Но что казалось неподвижным для обычного глаза, то было стремительно приближающимся для опытных глаз моряков; что казалось застывшим на водной поверхности, то в действительности пенило встречные волны.
Некоторое время, видя глубокое оцепенение, в котором пребывал их господин, бретонцы не решались побеспокоить его; они ограничивались тревожными взглядами и вполголоса высказанными друг другу догадками. И действительно, Арамис, всегда такой деятельный, такой наблюдательный, чьи глаза, как глаза рыси, были неизменно настороже и ночью видели лучше, чем днем, Арамис впал в какую-то дремоту отчаяния.
Так прошел добрый час. За это время стало заметно темнее, но и корабль настолько приблизился, что Генек, один из трех моряков, осмелился довольно громко сказать:
— Монсеньор, за нами гонятся!
Арамис ничего не ответил. Корабль подходил все ближе и ближе. Тогда моряки по приказанию своего старшего, Ива, убрали парус, чтобы единственная точка, видневшаяся над поверхностью океана, перестала приковывать к себе взоры преследователей. На корабле, напротив, решили ускорить ход: у верхушек мачт появилось два новых паруса.

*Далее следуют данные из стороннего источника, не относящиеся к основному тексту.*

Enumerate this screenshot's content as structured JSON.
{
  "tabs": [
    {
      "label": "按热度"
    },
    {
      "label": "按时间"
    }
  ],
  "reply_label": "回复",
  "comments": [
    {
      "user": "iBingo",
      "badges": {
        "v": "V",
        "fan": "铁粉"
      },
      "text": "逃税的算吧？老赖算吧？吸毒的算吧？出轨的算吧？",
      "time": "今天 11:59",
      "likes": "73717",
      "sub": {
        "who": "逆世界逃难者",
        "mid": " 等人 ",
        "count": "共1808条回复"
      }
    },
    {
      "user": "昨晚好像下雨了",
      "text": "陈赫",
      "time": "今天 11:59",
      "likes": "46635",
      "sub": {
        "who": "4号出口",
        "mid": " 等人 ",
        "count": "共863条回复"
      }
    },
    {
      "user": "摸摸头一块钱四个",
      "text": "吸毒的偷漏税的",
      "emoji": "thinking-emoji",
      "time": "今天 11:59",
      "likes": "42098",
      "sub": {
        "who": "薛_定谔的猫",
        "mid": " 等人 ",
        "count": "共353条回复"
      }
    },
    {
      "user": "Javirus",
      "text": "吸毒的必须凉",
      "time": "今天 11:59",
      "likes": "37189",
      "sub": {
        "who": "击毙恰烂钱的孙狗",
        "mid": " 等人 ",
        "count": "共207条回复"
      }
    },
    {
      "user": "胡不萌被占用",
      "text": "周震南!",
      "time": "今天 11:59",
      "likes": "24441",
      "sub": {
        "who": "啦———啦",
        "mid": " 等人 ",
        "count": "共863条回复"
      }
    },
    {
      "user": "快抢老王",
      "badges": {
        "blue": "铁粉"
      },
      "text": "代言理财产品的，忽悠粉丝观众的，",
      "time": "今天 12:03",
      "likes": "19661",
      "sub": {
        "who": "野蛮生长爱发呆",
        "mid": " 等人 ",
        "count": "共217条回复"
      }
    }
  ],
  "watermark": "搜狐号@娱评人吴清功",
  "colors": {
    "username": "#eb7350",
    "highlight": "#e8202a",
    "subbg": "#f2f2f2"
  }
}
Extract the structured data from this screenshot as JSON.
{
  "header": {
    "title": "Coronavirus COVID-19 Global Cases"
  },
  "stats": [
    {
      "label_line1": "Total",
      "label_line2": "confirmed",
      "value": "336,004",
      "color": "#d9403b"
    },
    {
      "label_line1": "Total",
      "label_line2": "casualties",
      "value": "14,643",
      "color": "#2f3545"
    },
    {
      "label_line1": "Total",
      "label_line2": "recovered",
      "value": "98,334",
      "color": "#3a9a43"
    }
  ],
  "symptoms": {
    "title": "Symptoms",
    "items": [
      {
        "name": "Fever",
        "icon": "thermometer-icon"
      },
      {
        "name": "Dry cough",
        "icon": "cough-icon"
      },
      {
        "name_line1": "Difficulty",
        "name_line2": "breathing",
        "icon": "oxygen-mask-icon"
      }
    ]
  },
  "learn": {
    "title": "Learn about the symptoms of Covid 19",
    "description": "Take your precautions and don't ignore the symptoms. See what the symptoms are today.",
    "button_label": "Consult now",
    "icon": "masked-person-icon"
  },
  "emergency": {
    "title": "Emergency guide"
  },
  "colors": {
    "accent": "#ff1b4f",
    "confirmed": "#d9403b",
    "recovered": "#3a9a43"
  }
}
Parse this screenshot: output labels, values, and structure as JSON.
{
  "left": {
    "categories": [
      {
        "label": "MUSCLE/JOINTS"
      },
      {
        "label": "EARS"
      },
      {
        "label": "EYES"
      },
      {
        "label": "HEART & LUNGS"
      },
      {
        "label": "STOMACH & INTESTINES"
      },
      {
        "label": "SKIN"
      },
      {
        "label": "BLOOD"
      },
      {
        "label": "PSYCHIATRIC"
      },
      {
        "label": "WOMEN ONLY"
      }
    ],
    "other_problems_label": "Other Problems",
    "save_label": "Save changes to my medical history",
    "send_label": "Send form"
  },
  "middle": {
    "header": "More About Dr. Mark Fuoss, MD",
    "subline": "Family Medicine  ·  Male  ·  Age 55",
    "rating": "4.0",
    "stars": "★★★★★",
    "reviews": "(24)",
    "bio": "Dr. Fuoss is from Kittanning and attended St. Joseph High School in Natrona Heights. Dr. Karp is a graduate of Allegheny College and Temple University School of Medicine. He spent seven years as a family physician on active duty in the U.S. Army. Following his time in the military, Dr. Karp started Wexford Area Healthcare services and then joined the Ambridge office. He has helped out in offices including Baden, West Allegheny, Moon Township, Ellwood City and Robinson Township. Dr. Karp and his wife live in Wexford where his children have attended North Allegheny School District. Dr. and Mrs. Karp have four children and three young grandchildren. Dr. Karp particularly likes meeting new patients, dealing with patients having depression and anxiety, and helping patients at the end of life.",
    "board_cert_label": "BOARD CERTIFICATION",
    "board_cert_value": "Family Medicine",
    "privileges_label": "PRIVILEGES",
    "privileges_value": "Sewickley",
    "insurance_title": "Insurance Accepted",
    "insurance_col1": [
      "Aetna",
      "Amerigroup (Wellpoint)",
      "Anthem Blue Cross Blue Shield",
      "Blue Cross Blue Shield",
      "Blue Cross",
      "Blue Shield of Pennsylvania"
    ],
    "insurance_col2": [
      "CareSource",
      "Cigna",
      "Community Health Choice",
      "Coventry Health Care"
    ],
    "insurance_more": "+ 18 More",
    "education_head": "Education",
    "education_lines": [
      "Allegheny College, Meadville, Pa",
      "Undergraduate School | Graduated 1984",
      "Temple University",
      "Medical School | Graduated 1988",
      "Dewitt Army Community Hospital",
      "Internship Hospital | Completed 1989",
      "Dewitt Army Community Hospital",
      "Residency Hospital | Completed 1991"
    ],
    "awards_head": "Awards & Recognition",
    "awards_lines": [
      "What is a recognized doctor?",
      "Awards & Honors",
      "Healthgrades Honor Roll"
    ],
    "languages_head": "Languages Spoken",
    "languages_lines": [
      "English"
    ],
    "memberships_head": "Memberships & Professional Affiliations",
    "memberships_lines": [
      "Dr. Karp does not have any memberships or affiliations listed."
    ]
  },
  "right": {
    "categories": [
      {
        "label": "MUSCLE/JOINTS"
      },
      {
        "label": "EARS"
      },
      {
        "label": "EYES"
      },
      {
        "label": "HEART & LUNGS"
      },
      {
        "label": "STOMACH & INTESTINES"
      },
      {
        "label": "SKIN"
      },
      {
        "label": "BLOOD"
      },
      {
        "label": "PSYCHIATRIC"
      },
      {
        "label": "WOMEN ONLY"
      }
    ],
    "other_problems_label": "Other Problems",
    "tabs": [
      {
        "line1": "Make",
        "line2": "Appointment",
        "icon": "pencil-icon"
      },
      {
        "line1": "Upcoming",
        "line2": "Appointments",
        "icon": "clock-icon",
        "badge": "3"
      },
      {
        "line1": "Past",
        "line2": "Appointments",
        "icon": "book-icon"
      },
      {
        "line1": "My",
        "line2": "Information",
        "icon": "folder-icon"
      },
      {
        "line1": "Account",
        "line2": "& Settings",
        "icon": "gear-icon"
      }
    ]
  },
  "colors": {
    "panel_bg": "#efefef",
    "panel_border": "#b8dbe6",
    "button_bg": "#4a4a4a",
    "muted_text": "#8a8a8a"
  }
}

К несчастью, был один из лучших и самых длинных дней в году, и к тому же ночь, шедшая на смену этому злосчастному дню, обещала быть лунной. У корабля, гнавшегося за лодкой, впереди было еще полчаса сумерек и затем целая ночь с полной луной на небе.
— Монсеньор, монсеньор, мы погибли! — заговорил хозяин баркаса. — Они по-прежнему видят нас, хоть мы и убрали парус.
— Это неудивительно, — пробормотал один из матросов. — Говорят, что с помощью дьявола эти окаянные горожане смастерили какие-то штуки, благодаря которым они видят издали так же хорошо, как вблизи, и ночью так же, как днем.
Арамис взял со дна лодки лежавшую у его ног зрительную трубу и, наставив ее на корабль, молча вручил матросу.
— Взгляни, — предложил он.
Матрос колебался.
— Успокойся, — проговорил епископ, — в этом нет никакого греха; ну а если ты все же думаешь, что он есть, я беру его на себя.
Матрос приложил к глазу трубу и вскрикнул. Ему показалось, что корабль, находившийся на пушечный выстрел, каким-то чудом, в один прыжок, преодолел разделявшее их расстояние. Но, отняв от глаза трубу, он понял, что корвет оставался на том же месте, что и прежде.
— Значит, — догадался матрос, — они видят нас так же, как мы их.
— Конечно, — подтвердил Арамис.
И снова впал в прежнюю безучастность.
— Как! Они видят нас? — ахнул хозяин баркаса Ив. — Невозможно!
— Возьми, хозяин, и посмотри, — сказал Иву матрос.
И он передал ему зрительную трубу.
— Монсеньор уверен, — спросил Ив, — что дьявол здесь ни при чем?
Арамис пожал плечами.
Ив посмотрел в трубу.
— О монсеньор! — вскричал он. — Они так близко, мне кажется, что я к ним сейчас прикоснусь. Там по крайней мере двадцать пять человек! Ах, я вижу впереди капитана. Он держит такую же трубку, как эта, и смотрит на нас… Ах, он оборачивается, он отдает какое-то приказание; они выкатывают пушку, они заряжают ее, они наводят ее на нас… Боже милостивый! Они стреляют!
И машинальным движением Ив отнял от глаза трубу; предметы, отброшенные вдаль к горизонту, предстали ему в своем истинном виде.
Корабль был еще приблизительно на расстоянии лье; но маневр, о котором сообщил Ив, от этого не стал менее грозным.
Легкое облачко дыма появилось у основания парусов; оно было по сравнению с парусами голубоватого цвета и казалось голубым цветком, который распускается на глазах. Вслед за тем, на расстоянии мили от лодки, ядро сбило гребни с нескольких волн, пробуравило белый след на поверхности моря и исчезло в конце проложенной им борозды, такое же безобидное, как камешек, бросаемый школьником ради забавы и подпрыгивающий несколько раз над водою. Это были одновременно и предупреждение и угроза.
— Что делать? — спросил Ив.
— Нас потопят, — сказал Генек, — отпустите нам наши грехи, монсеньор.
И моряки стали на колени перед епископом.
— Вы забываете, что вас видят, — проговорил Арамис.
— Ваша правда, монсеньор, — устыдившись своей слабости, ответили на это бретонцы. — Приказывайте, монсеньор, мы готовы отдать за вас нашу жизнь.
— Подождем, — молвил Арамис.
— Как это?
— Да, подождем; неужели для вас не ясно, что, попытайся мы скрыться, нас, как вы сами сказали, потопят?